Orchard Lab

A place to share my thoughts and learnings

What I've been missing by using VS Code

Posted at — Feb 8, 2022

VS code is awesome, sometimes too good. I used to writing pretty much everything from work to side projects, from Ruby to JavaScript exclusively using Vim. But I noticed that I’ve slowly transited using VS Code 90% of the time for the recent years.

It’s been great, it helped me caught lots of bugs because of the smart auto completion, it prevent me from writing so many typos because of the built in spell checking, plus TypeScript almost take over the entire front end development, you never need to worry about code formats, because every save will automatically convert your code into uniformed style through “prettier”. The code we wrote feels much more “safe” and “beautiful”. In other words, the code we wrote at least from visual perspective looks more like machine produced code.
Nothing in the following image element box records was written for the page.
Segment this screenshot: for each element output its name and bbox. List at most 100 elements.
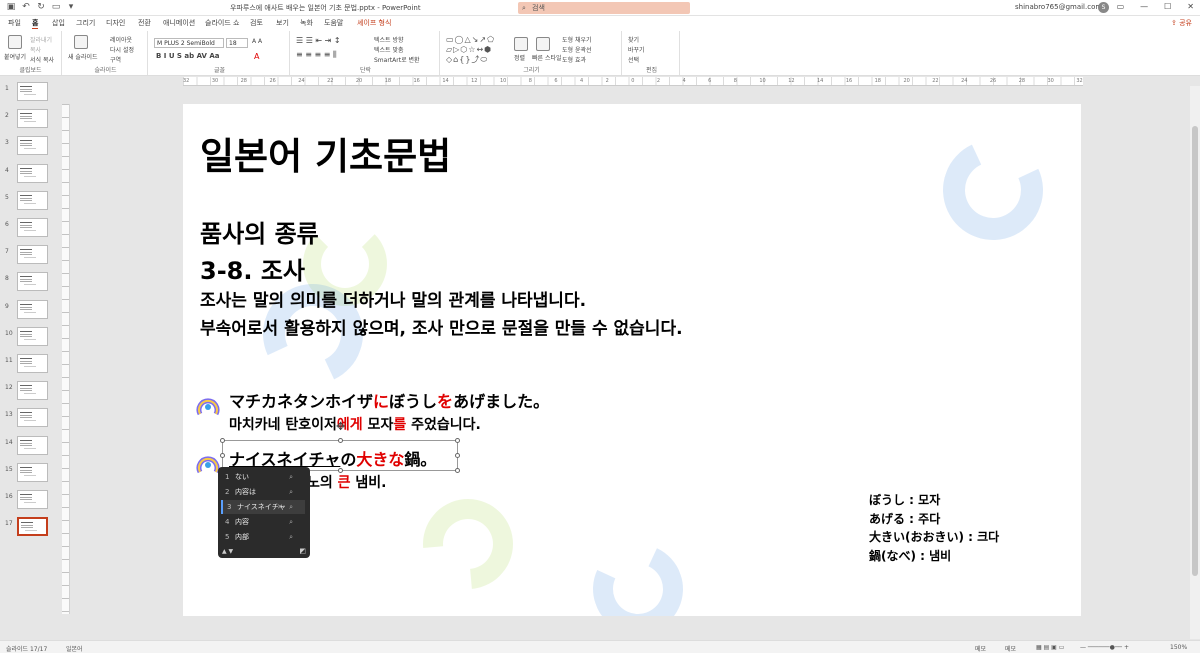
share-button[interactable]: ⇪ 공유 [1171, 18, 1192, 28]
slide-thumbnail-4[interactable]: 4 [0, 162, 58, 186]
slide-canvas[interactable]: 일본어 기초문법 품사의 종류 3-8. 조사 조사는 말의 의미를 더하거나 … [183, 104, 1081, 616]
candidate-search-icon[interactable]: ⌕ [289, 485, 293, 499]
thumbnail-preview[interactable] [17, 354, 48, 373]
slide-thumbnail-1[interactable]: 1 [0, 80, 58, 104]
candidate-remove-icon[interactable]: ✕ [277, 500, 283, 514]
thumbnail-preview[interactable] [17, 82, 48, 101]
ime-options-icon[interactable]: ◩ [299, 547, 306, 555]
language-indicator[interactable]: 일본어 [66, 644, 83, 653]
save-icon[interactable]: ▣ [6, 2, 16, 12]
slide-thumbnail-2[interactable]: 2 [0, 107, 58, 131]
arrange-icon[interactable] [514, 37, 528, 51]
slide-thumbnail-3[interactable]: 3 [0, 134, 58, 158]
ime-candidate[interactable]: 3 ナイスネイチャ ⌕ ✕ [221, 500, 305, 514]
thumbnail-preview[interactable] [17, 245, 48, 265]
maximize-icon[interactable]: ☐ [1164, 2, 1171, 11]
font-style-buttons[interactable]: B I U S ab AV Aa [156, 52, 220, 60]
font-size-select[interactable]: 18 [226, 38, 248, 48]
tab-design[interactable]: 디자인 [106, 18, 125, 28]
slide-thumbnail-17[interactable]: 17 [0, 515, 58, 539]
thumbnail-preview[interactable] [17, 109, 48, 129]
minimize-icon[interactable]: — [1140, 2, 1148, 11]
ime-candidate[interactable]: 5 内部 ⌕ [221, 530, 305, 544]
slide-thumbnail-13[interactable]: 13 [0, 406, 58, 430]
resize-handle[interactable] [338, 438, 343, 443]
undo-icon[interactable]: ↶ [21, 2, 31, 12]
tab-transitions[interactable]: 전환 [138, 18, 151, 28]
find-button[interactable]: 찾기 [628, 35, 639, 44]
reset-button[interactable]: 다시 설정 [110, 45, 134, 54]
search-input[interactable]: ⌕ 검색 [518, 2, 690, 14]
thumbnail-preview[interactable] [17, 326, 48, 346]
tab-review[interactable]: 검토 [250, 18, 263, 28]
quick-styles-button[interactable]: 빠른 스타일 [532, 53, 562, 62]
customize-icon[interactable]: ▾ [66, 2, 76, 12]
ime-candidate[interactable]: 2 内容は ⌕ [221, 485, 305, 499]
align-text-button[interactable]: 텍스트 맞춤 [374, 45, 404, 54]
example-2-korean[interactable]: 노의 큰 냄비. [307, 472, 386, 492]
vertical-scrollbar[interactable] [1190, 86, 1200, 639]
slide-thumbnail-10[interactable]: 10 [0, 325, 58, 349]
tab-file[interactable]: 파일 [8, 18, 21, 28]
thumbnail-preview[interactable] [17, 408, 48, 428]
font-name-select[interactable]: M PLUS 2 SemiBold [154, 38, 224, 48]
tab-shape-format[interactable]: 셰이프 형식 [357, 18, 391, 28]
quick-styles-icon[interactable] [536, 37, 550, 51]
tab-view[interactable]: 보기 [276, 18, 289, 28]
paste-button[interactable]: 붙여넣기 [4, 52, 26, 61]
body-line-2[interactable]: 부속어로서 활용하지 않으며, 조사 만으로 문절을 만들 수 없습니다. [200, 314, 683, 339]
candidate-search-icon[interactable]: ⌕ [289, 500, 293, 514]
close-icon[interactable]: ✕ [1187, 2, 1194, 11]
zoom-slider[interactable]: — ──────●── + [1080, 644, 1129, 651]
new-slide-button[interactable]: 새 슬라이드 [68, 52, 98, 61]
slide-title[interactable]: 일본어 기초문법 [200, 126, 451, 180]
example-1-korean[interactable]: 마치카네 탄호이저에게 모자를 주었습니다. [229, 414, 481, 434]
slide-thumbnail-11[interactable]: 11 [0, 352, 58, 376]
shapes-gallery[interactable]: ▭◯△↘↗⬠ ▱▷⬡☆↔⬢ ◇⌂{}⤴⬭ [446, 35, 504, 65]
horizontal-ruler[interactable]: 32 30 28 26 24 22 20 18 16 14 12 10 8 6 4 2 0 2 4 6 8 10 12 14 1… [183, 77, 1083, 86]
font-color-icon[interactable]: A [254, 52, 259, 61]
avatar[interactable]: S [1098, 2, 1109, 13]
thumbnail-preview[interactable] [17, 136, 48, 156]
shape-outline-button[interactable]: 도형 윤곽선 [562, 45, 592, 54]
thumbnail-preview[interactable] [17, 272, 48, 292]
thumbnail-preview[interactable] [17, 218, 48, 237]
font-grow-icon[interactable]: A A [252, 38, 262, 45]
replace-button[interactable]: 바꾸기 [628, 45, 645, 54]
shape-fill-button[interactable]: 도형 채우기 [562, 35, 592, 44]
slide-thumbnail-14[interactable]: 14 [0, 434, 58, 458]
tab-insert[interactable]: 삽입 [52, 18, 65, 28]
slide-thumbnail-8[interactable]: 8 [0, 270, 58, 294]
heading-part-of-speech[interactable]: 품사의 종류 [200, 214, 319, 249]
tab-help[interactable]: 도움말 [324, 18, 343, 28]
thumbnail-preview[interactable] [17, 163, 48, 183]
view-normal-icon[interactable]: ▦ ▤ ▣ ▭ [1036, 644, 1064, 651]
candidate-search-icon[interactable]: ⌕ [289, 470, 293, 484]
redo-icon[interactable]: ↻ [36, 2, 46, 12]
smartart-button[interactable]: SmartArt로 변환 [374, 55, 420, 64]
tab-record[interactable]: 녹화 [300, 18, 313, 28]
ime-candidate-window[interactable]: ▲ ▼ ◩ 1 ない ⌕ 2 内容は ⌕ 3 ナイスネイチャ ⌕ ✕ 4 内容 ⌕ 5 内部 ⌕ [218, 467, 310, 558]
thumbnail-preview[interactable] [17, 381, 48, 401]
vertical-ruler[interactable] [62, 104, 70, 614]
thumbnail-preview[interactable] [17, 462, 48, 482]
cut-button[interactable]: 잘라내기 [30, 35, 52, 44]
thumbnail-preview[interactable] [17, 299, 48, 319]
thumbnail-preview[interactable] [17, 490, 48, 509]
text-direction-button[interactable]: 텍스트 방향 [374, 35, 404, 44]
resize-handle[interactable] [455, 438, 460, 443]
resize-handle[interactable] [455, 453, 460, 458]
slide-thumbnail-16[interactable]: 16 [0, 488, 58, 512]
copy-button[interactable]: 복사 [30, 45, 41, 54]
body-line-1[interactable]: 조사는 말의 의미를 더하거나 말의 관계를 나타냅니다. [200, 286, 586, 311]
slide-thumbnail-9[interactable]: 9 [0, 298, 58, 322]
ime-page-arrows-icon[interactable]: ▲ ▼ [222, 548, 233, 555]
candidate-search-icon[interactable]: ⌕ [289, 515, 293, 529]
align-icons[interactable]: ≡ ≡ ≡ ≡ ⫼ [296, 50, 337, 60]
scrollbar-thumb[interactable] [1192, 126, 1198, 576]
format-painter-button[interactable]: 서식 복사 [30, 55, 54, 64]
tab-animations[interactable]: 애니메이션 [163, 18, 195, 28]
resize-handle[interactable] [455, 468, 460, 473]
list-icons[interactable]: ☰ ☰ ⇤ ⇥ ↕ [296, 36, 341, 45]
present-icon[interactable]: ▭ [51, 2, 61, 12]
The other day, because of VS Code crashes on my machine and refuse to re-opening. I opened the Elixir project using my old friend Vim. Prior to using Vim, I thought I would feel uneasy, cause all the assistant now is gone. But I immediately feels something so familiar before, I feels like I am start “thinking” again. I feels like I am in control.

The slogan of Copilot being just a “copilot” or assistant is an illusion in practice. Once you’ve been used to the assistant, you will never be able to truly in control. Every single step of design, every details, variables will be influenced by your assistant. On the positive side, you probably will never be able to coding “by yourself”, on the negative side, you would never truly feels the flow of coding. It’s like riding using with the learner’s wheels on, yes it’s riding, but no, you didn’t know what’s riding really feels.

Programming guru Charles Petzold once wrote about this topic in his essay Does Visual Studio Rot the Mind? back in 2005. One thing resinated me lot is the “IntelliSense” changes how we think:

But the implication here is staggering. To get IntelliSense to work right, not only must you code in a bottom-up structure, but within each method or property, you must also write you code linearly from beginning to end — just as if you were using that old DOS line editor, EDLIN. You must define all variables before you use them. No more skipping around in your code.

These intelligent tools are not neutral, they will find every opportunity to change the way how we code, or even worse, how we think.

We as programmers spent lots of time typing code facing the screen. Because we need to deliver that feature, because we need to cut the latency to half, because we need to increase the conversion to 40%. But there is another side of coding as well.

Creator of Redis once said:

Code is like a poem; it’s not just something we write to reach some practical result.

If you can, open Vim or other plain text editor someday, write some code. Hopefully you will find what you’ve been missing all this long.